Preliminary toxicity test: At the initiation of treatment, precipitation was observed at ≥ 333 µg/mL. At the termination of the treatment, precipitation was observed at ≥ 667 µg/mL. Measurement of released LDH in the hepatocyte cultures treated with test item resulted in relative toxicities of > 100% for cultures treated with ≥ 667 µg/mL. For cultures treated with 100 and 333 µg/mL, the relative toxicity was 53.5 and 59.7%, respectively. For cultures treated with 33 and 67 µg/mL, the relative toxicity was 28.9 and 25.8%, respectively. Relative toxicities of the remaining cultures were < 9.3%. A microscopic examination of the hepatocyte cultures at the termination of the treatment indicated high toxicity in cultures treated with ≥ 100 µg/mL, moderate toxicity in cultures treated with 33 and 67 µg/mL, and low toxicity in cultures treated with 10 µg/mL. All other cultures appeared morphologically normal. Based on the results of the toxicity assay, the highest concentration of the test item selected for UDS assay was 100 µg/mL.

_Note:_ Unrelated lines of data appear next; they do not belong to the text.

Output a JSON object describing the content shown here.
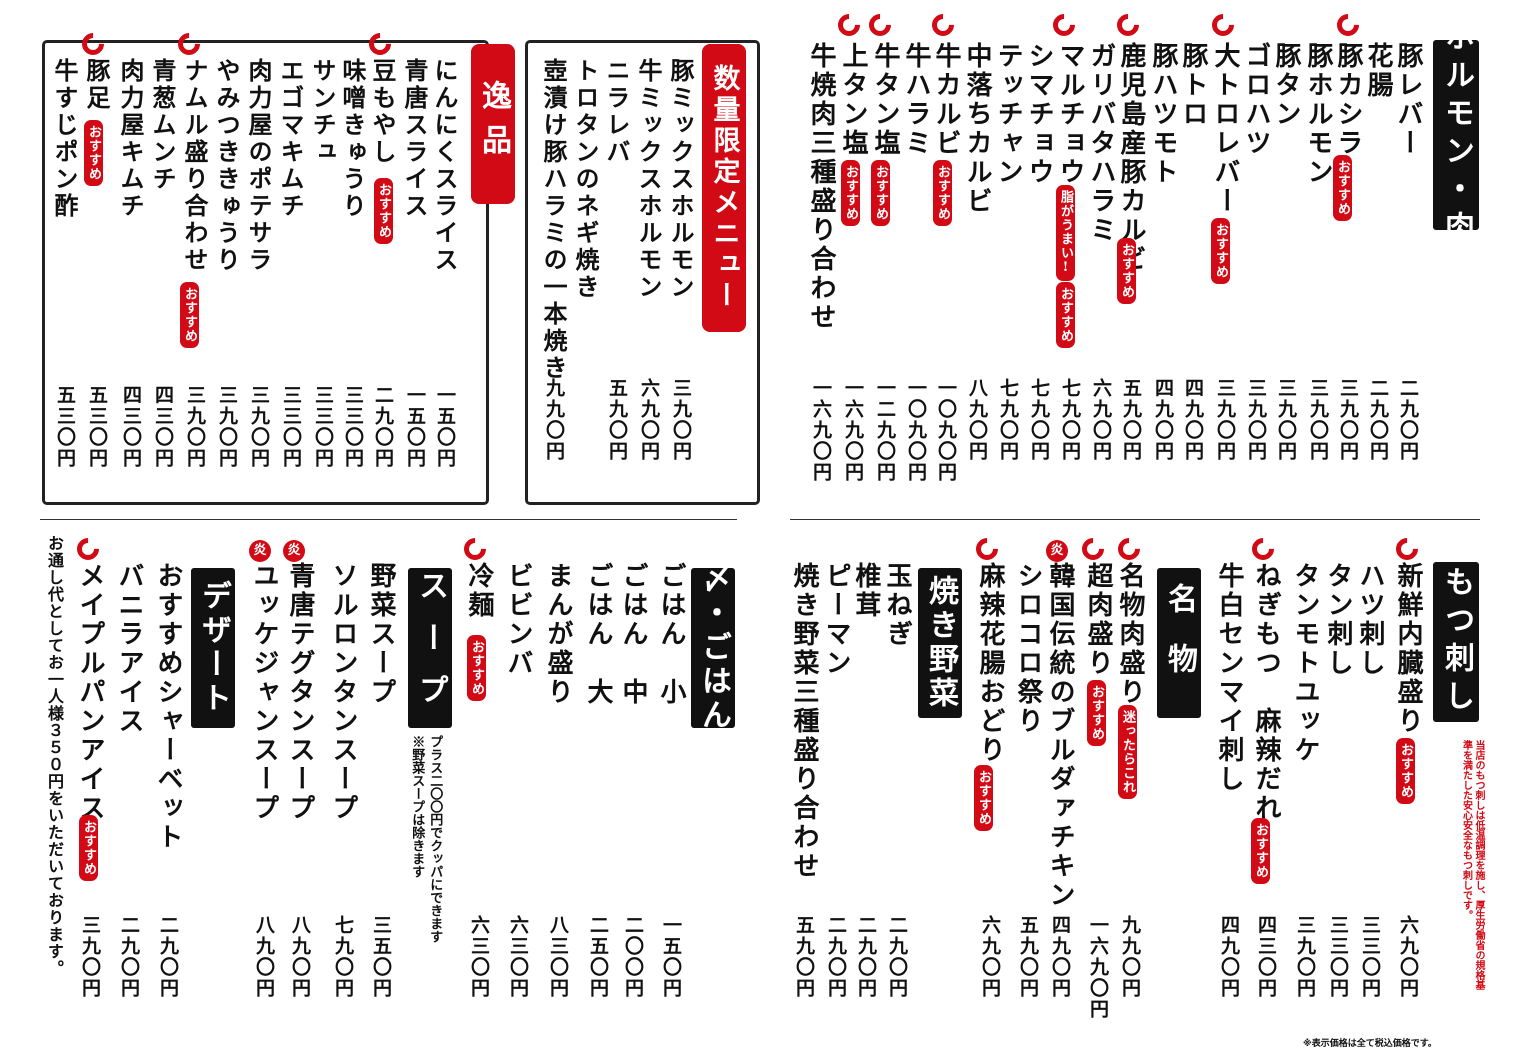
{
  "tags": {
    "osusume": "おすすめ",
    "aburaga": "脂がうまい!",
    "tabetara": "迷ったらこれ",
    "kan": "炎"
  },
  "horumon": {
    "title": "ホルモン・肉",
    "items": [
      {
        "name": "豚レバー",
        "price": "二九〇円"
      },
      {
        "name": "花腸",
        "price": "二九〇円"
      },
      {
        "name": "豚カシラ",
        "price": "三九〇円"
      },
      {
        "name": "豚ホルモン",
        "price": "三九〇円"
      },
      {
        "name": "豚タン",
        "price": "三九〇円"
      },
      {
        "name": "ゴロハツ",
        "price": "三九〇円"
      },
      {
        "name": "大トロレバー",
        "price": "三九〇円"
      },
      {
        "name": "豚トロ",
        "price": "四九〇円"
      },
      {
        "name": "豚ハツモト",
        "price": "四九〇円"
      },
      {
        "name": "鹿児島産豚カルビ",
        "price": "五九〇円"
      },
      {
        "name": "ガリバタハラミ",
        "price": "六九〇円"
      },
      {
        "name": "マルチョウ",
        "price": "七九〇円"
      },
      {
        "name": "シマチョウ",
        "price": "七九〇円"
      },
      {
        "name": "テッチャン",
        "price": "七九〇円"
      },
      {
        "name": "中落ちカルビ",
        "price": "八九〇円"
      },
      {
        "name": "牛カルビ",
        "price": "一〇九〇円"
      },
      {
        "name": "牛ハラミ",
        "price": "一〇九〇円"
      },
      {
        "name": "牛タン塩",
        "price": "一二九〇円"
      },
      {
        "name": "上タン塩",
        "price": "一六九〇円"
      },
      {
        "name": "牛焼肉三種盛り合わせ",
        "price": "一六九〇円"
      }
    ]
  },
  "limited": {
    "title": "数量限定メニュー",
    "items": [
      {
        "name": "豚ミックスホルモン",
        "price": "三九〇円"
      },
      {
        "name": "牛ミックスホルモン",
        "price": "六九〇円"
      },
      {
        "name": "ニラレバ",
        "price": "五九〇円"
      },
      {
        "name": "トロタンのネギ焼き",
        "price": ""
      },
      {
        "name": "壺漬け豚ハラミの一本焼き",
        "price": "九九〇円"
      }
    ]
  },
  "ippin": {
    "title": "逸品",
    "items": [
      {
        "name": "にんにくスライス",
        "price": "一五〇円"
      },
      {
        "name": "青唐スライス",
        "price": "一五〇円"
      },
      {
        "name": "豆もやし",
        "price": "二九〇円"
      },
      {
        "name": "味噌きゅうり",
        "price": "三三〇円"
      },
      {
        "name": "サンチュ",
        "price": "三三〇円"
      },
      {
        "name": "エゴマキムチ",
        "price": "三三〇円"
      },
      {
        "name": "肉力屋のポテサラ",
        "price": "三九〇円"
      },
      {
        "name": "やみつききゅうり",
        "price": "三九〇円"
      },
      {
        "name": "ナムル盛り合わせ",
        "price": "三九〇円"
      },
      {
        "name": "青葱ムンチ",
        "price": "四三〇円"
      },
      {
        "name": "肉力屋キムチ",
        "price": "四三〇円"
      },
      {
        "name": "豚足",
        "price": "五三〇円"
      },
      {
        "name": "牛すじポン酢",
        "price": "五三〇円"
      }
    ]
  },
  "motsu": {
    "title": "もつ刺し",
    "note": "当店のもつ刺しは低温調理を施し、厚生労働省の規格基準を満たした安心安全なもつ刺しです。",
    "items": [
      {
        "name": "新鮮内臓盛り",
        "price": "六九〇円"
      },
      {
        "name": "ハツ刺し",
        "price": "三三〇円"
      },
      {
        "name": "タン刺し",
        "price": "三三〇円"
      },
      {
        "name": "タンモトユッケ",
        "price": "三九〇円"
      },
      {
        "name": "ねぎもつ　麻辣だれ",
        "price": "四三〇円"
      },
      {
        "name": "牛白センマイ刺し",
        "price": "四九〇円"
      }
    ]
  },
  "meibutsu": {
    "title": "名物",
    "items": [
      {
        "name": "名物肉盛り",
        "price": "九九〇円"
      },
      {
        "name": "超肉盛り",
        "price": "一六九〇円"
      },
      {
        "name": "韓国伝統のブルダァチキン",
        "price": "四九〇円"
      },
      {
        "name": "シロコロ祭り",
        "price": "五九〇円"
      },
      {
        "name": "麻辣花腸おどり",
        "price": "六九〇円"
      }
    ]
  },
  "yasai": {
    "title": "焼き野菜",
    "items": [
      {
        "name": "玉ねぎ",
        "price": "二九〇円"
      },
      {
        "name": "椎茸",
        "price": "二九〇円"
      },
      {
        "name": "ピーマン",
        "price": "二九〇円"
      },
      {
        "name": "焼き野菜三種盛り合わせ",
        "price": "五九〇円"
      }
    ]
  },
  "gohan": {
    "title": "〆・ごはん",
    "items": [
      {
        "name": "ごはん　小",
        "price": "一五〇円"
      },
      {
        "name": "ごはん　中",
        "price": "二〇〇円"
      },
      {
        "name": "ごはん　大",
        "price": "二五〇円"
      },
      {
        "name": "まんが盛り",
        "price": "八三〇円"
      },
      {
        "name": "ビビンバ",
        "price": "六三〇円"
      },
      {
        "name": "冷麺",
        "price": "六三〇円"
      }
    ]
  },
  "soup": {
    "title": "スープ",
    "note1": "プラス二〇〇円でクッパにできます",
    "note2": "※野菜スープは除きます",
    "items": [
      {
        "name": "野菜スープ",
        "price": "三五〇円"
      },
      {
        "name": "ソルロンタンスープ",
        "price": "七九〇円"
      },
      {
        "name": "青唐テグタンスープ",
        "price": "八九〇円"
      },
      {
        "name": "ユッケジャンスープ",
        "price": "八九〇円"
      }
    ]
  },
  "dessert": {
    "title": "デザート",
    "items": [
      {
        "name": "おすすめシャーベット",
        "price": "二九〇円"
      },
      {
        "name": "バニラアイス",
        "price": "二九〇円"
      },
      {
        "name": "メイプルパンアイス",
        "price": "三九〇円"
      }
    ]
  },
  "footer": {
    "otoshi": "お通し代としてお一人様３５０円をいただいております。",
    "tax": "※表示価格は全て税込価格です。"
  }
}
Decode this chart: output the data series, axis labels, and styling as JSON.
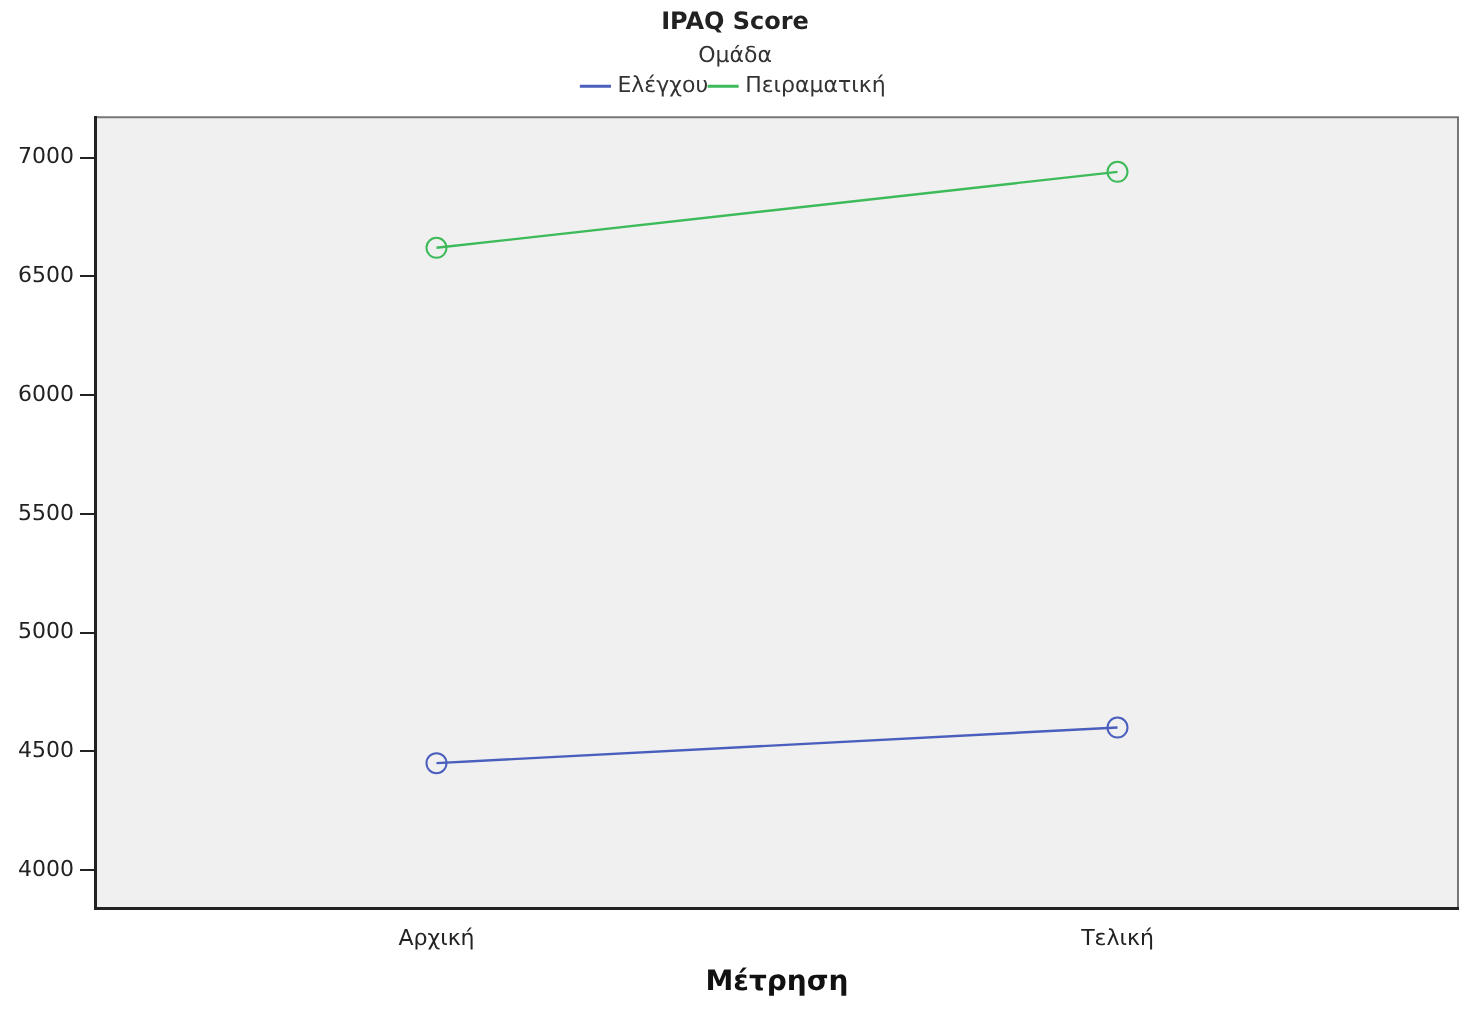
{
  "chart_data": {
    "type": "line",
    "title": "IPAQ Score",
    "xlabel": "Μέτρηση",
    "legend_title": "Ομάδα",
    "categories": [
      "Αρχική",
      "Τελική"
    ],
    "series": [
      {
        "name": "Ελέγχου",
        "color": "#4a5fbd",
        "values": [
          4450,
          4600
        ]
      },
      {
        "name": "Πειραματική",
        "color": "#3dbb5a",
        "values": [
          6620,
          6940
        ]
      }
    ],
    "ylim": [
      3840,
      7170
    ],
    "yticks": [
      4000,
      4500,
      5000,
      5500,
      6000,
      6500,
      7000
    ],
    "grid": false,
    "legend": "top right",
    "marker": "circle",
    "line_style": "solid"
  }
}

Main test: At the initiation and at the termination of the treatment, precipitation was not observed in any of the test item treated cultures. Measurement of released LDH in the hepatocyte cultures treated with test item resulted in relative toxicities of > 100% for cultures treated with ≥ 50 µg/mL. For cultures treated with 20 and 25 µg/mL, the relative toxicity was 73.3 and 84.5%, respectively. For cultures treated with 15 µg/mL, the relative toxicity was 33.7%. For cultures treated with 5 and 10 µg/mL, the relative toxicity was 14.1 and 10.7%, respectively. All other relative toxicities were ≤ 7.5%. A microscopic examination of the hepatocyte cultures at the termination of the treatment indicated high toxicity in cultures treated with ≥ 50 µg/mL, moderate toxicity in cultures treated with 20 and 25 µg/mL, and low toxicity in cultures treated with 10 and 15 µg/mL. All other cultures appeared morphologically normal.

Under the test conditions, the test item did not induce a significant increase in the mean number of net nuclear grain counts at any dose level in isolated rat hepatocytes. Therefore, the test item is considered to be negative in the UDS assay.